The policy of nuclear ambiguity was brought to prominence when Prime Minister Levi Eshkol in 1966 stated that ‘Israel would not be the first to introduce nuclear weapons into the region’. Four red lines were linked to its use. These included successful Arab military penetration; destruction of Israeli Air Force; cities attacked by WMD and use of N-Weapons.  It served as Israel’s ultimate guarantor of security.

The value of ambiguity lies in opacity of policy and an unwillingness to disclose status of the weapon program. When disclosure has occurred and a nation has declared its nuclear weapon status in an ambience of multilateralism, ambiguity loses value and increases the hazards of the unintended. For inherent to an ambiguous policy is its tendency to take advantage of risk aversion, a bedrock of a deterrent relationship (this underscores the Pakistan position).

Indistinctness in policy, when TNWs are in the arsenal immediately suggests that conventional principles apply. Resulting in actions that are contradictory to stated policies which in turn provide an incentive for speculative bulges in arsenal and for opting for a first strike capability/counter force capability on the part of the adversary.

Ambiguity has been used as an offset for conventional inferiority with the belief that control over escalation is possible. This is so obviously a fallacy due to the nature of the weapon. Also its effect in disrupting stability is apparent and the ability to bargain or negotiate is greatly diminished since the potential adversary begins with the assumption of a worst case and accordingly builds his arsenal. Ambiguity must thus be seen as an agent in direct opposition to achieving a stable deterrent relationship.

Technology intrusions coupled with ambiguity of intent increases the hazard quotient geometrically and will make the demand for transparency more urgent if a stable deterrent relationship is the aim.

ABMs
In theory the Anti Ballistic Missile is a defensive system, yet its introduction can not only provoke destabilisation in a deterrent relationship but also can provide the incentive for unpredictability. Where doctrinal underpinnings are similar and the basis of stability is mutually assured destruction, then ABMs would be a destabilising factor for a variety of reasons; chief amongst them is that it undermines the strategic underpinnings of the arsenal and it provides the incentive to launch a first strike.

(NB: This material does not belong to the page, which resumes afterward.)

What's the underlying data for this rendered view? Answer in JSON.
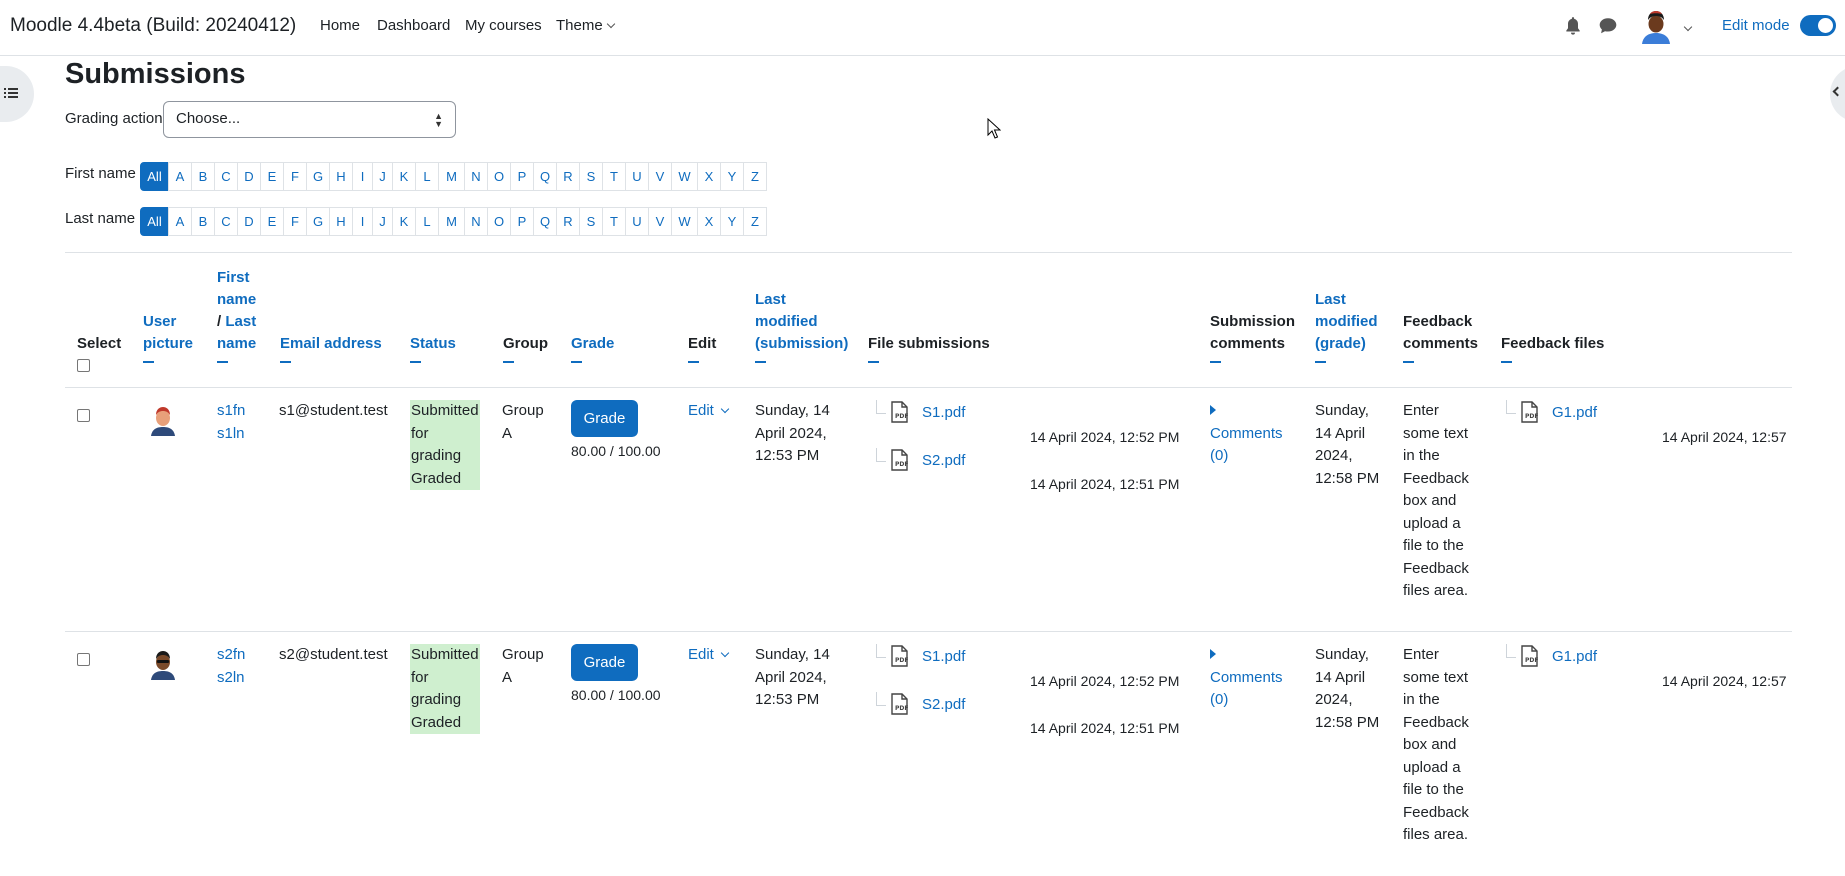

However, in a situation where a No First Use policy is faced with ambiguity or a First Use situation or there is wide variance in approach to establishing a deterrent relationship, the acquisition of an ABM capability makes strategic sense because of the ‘failure conundrum’ and imponderables that play on the planners mind.

Conclusion

The only way to reduce the risks involved of a nuclear exchange is to convince decision makers that no conceivable advantage can accrue from its use. Its only purpose is to deter its own use. Any attempt to conventionalise the weapon runs the risk of not only decentralising control increasing the risk of unintended application, but also of losing escalatory control and destroying the purpose of polity.

The genii cannot be put back in the lamp, what can be done is to take the road less travelled by and put in place measures that promote transparency, understanding and  de-alerting of nuclear forces.

_________________________

*Frost, Robert. “Two roads diverge in a wood, and I took the one less travelled by, and that has made all the difference”.